I have a captcha field in an application form, that correctly works, and one in the login form of the Users module, that does not work.
In the login form I wrote:
<?= $form->field($user, 'captcha')->widget(\yii\captcha\Captcha::className(), [
'captchaAction' => 'user/captcha', // Important, otherwise no image shown.
'template' => '...',
]); ?>
In the User model I wrote:
class User extends ActiveRecord implements IdentityInterface
{
public $captcha;
public function rules()
{
return [
...
/* Modified after the suggestion of Michal Hynčica. */
/* I tried also 'users/user/captcha'. */
['captcha', 'captcha', 'captchaAction' => 'user/captcha'],
];
}
In the actions() method of the UserController I wrote:
public function actions()
{
return [
'captcha' => [
'class' => 'yii\captcha\CaptchaAction',
],
];
}
I also added this code in the behaviors() method, although in the other controller, where it works, I didn't write it:
public function behaviors()
{
return [
'access' => [
'class' => AccessControl::className(),
'rules' => [
[
'actions' => ['captcha'],
'allow' => true,
],
],
]
];
}
Solved.
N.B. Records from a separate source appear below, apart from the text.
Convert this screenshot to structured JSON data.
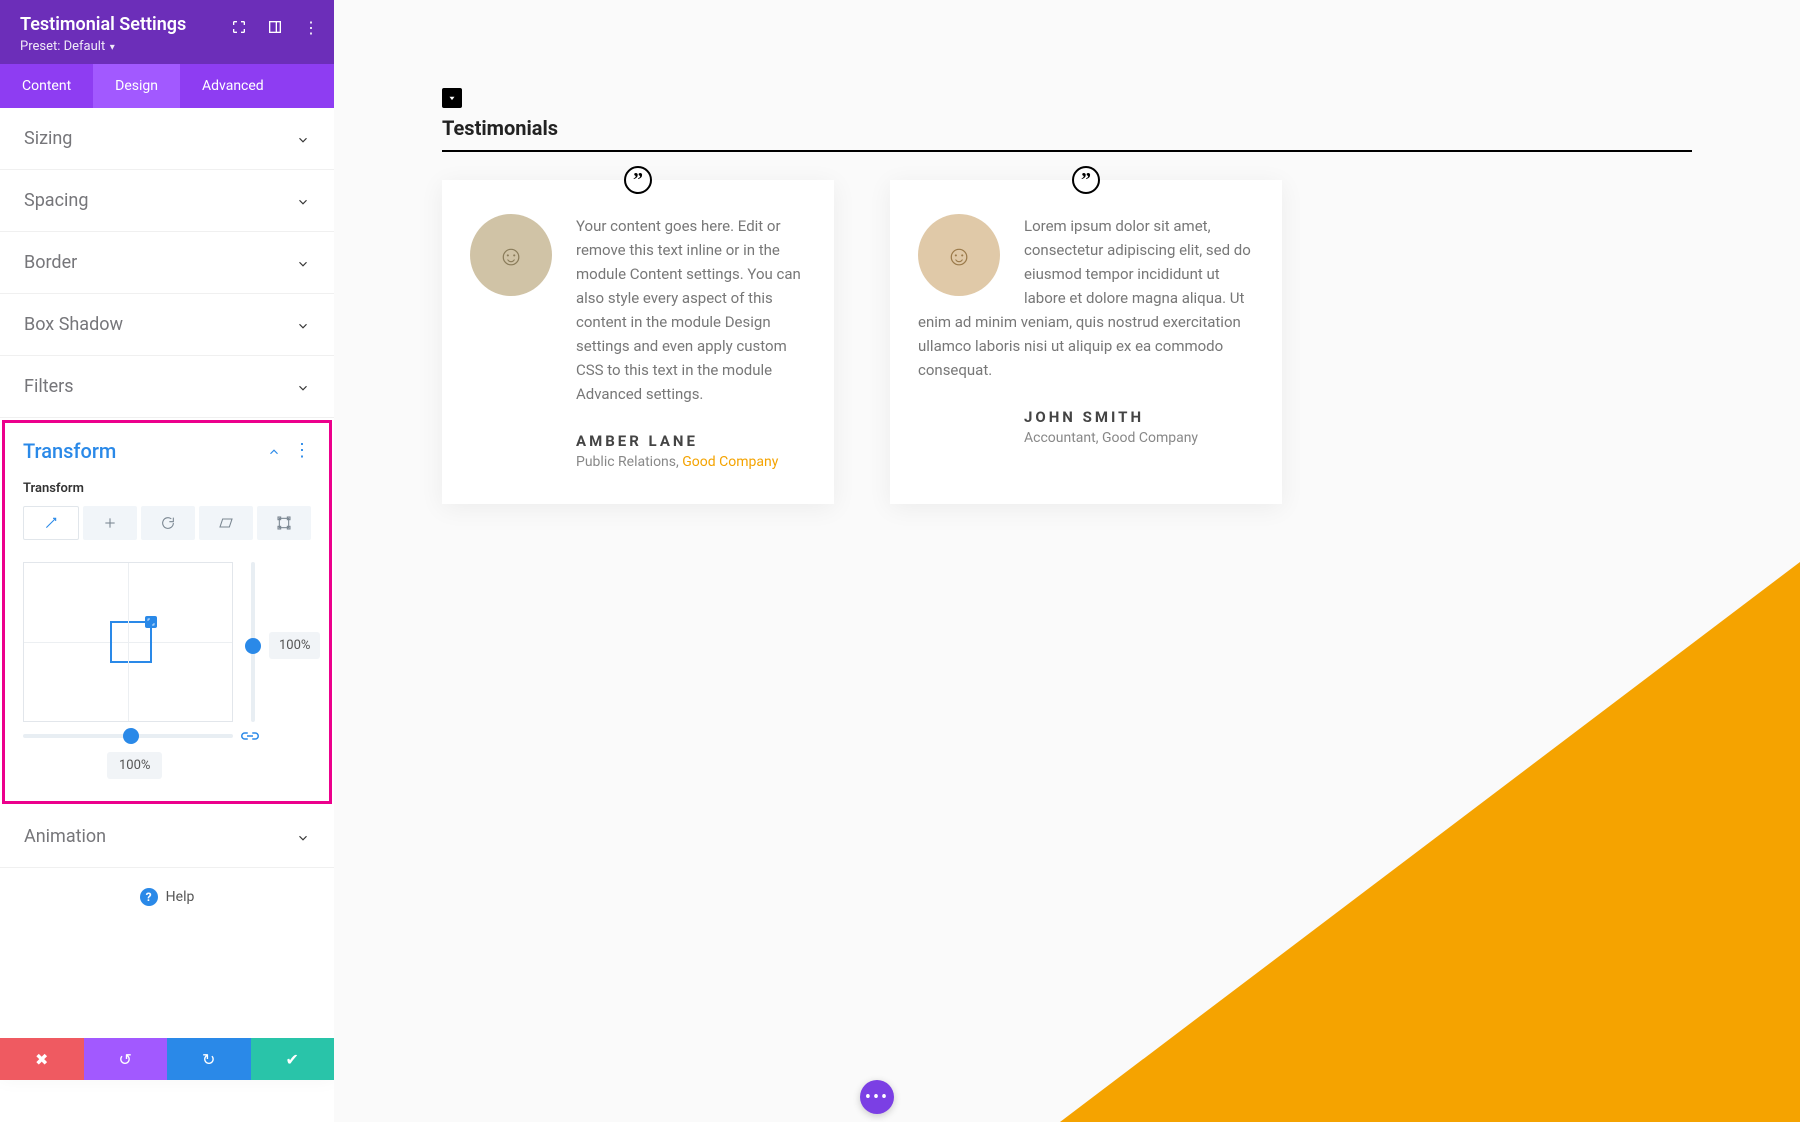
{
  "panel": {
    "title": "Testimonial Settings",
    "preset_label": "Preset: Default",
    "tabs": {
      "content": "Content",
      "design": "Design",
      "advanced": "Advanced"
    },
    "sections": {
      "sizing": "Sizing",
      "spacing": "Spacing",
      "border": "Border",
      "box_shadow": "Box Shadow",
      "filters": "Filters",
      "animation": "Animation"
    },
    "transform": {
      "title": "Transform",
      "sub_label": "Transform",
      "v_value": "100%",
      "h_value": "100%"
    },
    "help": "Help"
  },
  "page": {
    "section_title": "Testimonials",
    "testimonials": [
      {
        "text": "Your content goes here. Edit or remove this text inline or in the module Content settings. You can also style every aspect of this content in the module Design settings and even apply custom CSS to this text in the module Advanced settings.",
        "name": "AMBER LANE",
        "role": "Public Relations, ",
        "company": "Good Company",
        "company_is_link": true
      },
      {
        "text": "Lorem ipsum dolor sit amet, consectetur adipiscing elit, sed do eiusmod tempor incididunt ut labore et dolore magna aliqua. Ut enim ad minim veniam, quis nostrud exercitation ullamco laboris nisi ut aliquip ex ea commodo consequat.",
        "name": "JOHN SMITH",
        "role": "Accountant, ",
        "company": "Good Company",
        "company_is_link": false
      }
    ]
  },
  "colors": {
    "accent_purple": "#8e3df2",
    "highlight_pink": "#ec008c",
    "brand_orange": "#f5a300",
    "link_blue": "#2a89e8"
  }
}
Having some scenarios in the User model, I had to add the "captcha" field to the login scenario:
public function scenarios()
{
return [
...
self::SCENARIO_LOGIN => ['name', 'password', 'remember', 'captcha'],
];
}
If you are using captcha with different captcha action than default site/captcha you have to set the $captchaAction property in validation rule too. So, in your user model:
class User extends ActiveRecord implements IdentityInterface
{
public $captcha;
public function rules()
{
return [
// ...
['captcha','captcha', 'captchaAction' => 'users/user/captcha'],
];
}
This is because the yii\captcha\CaptchaAction uses the action's unique ID as key when storing data in session. If the validation rule points to different captcha action it won't be able to validate the code properly.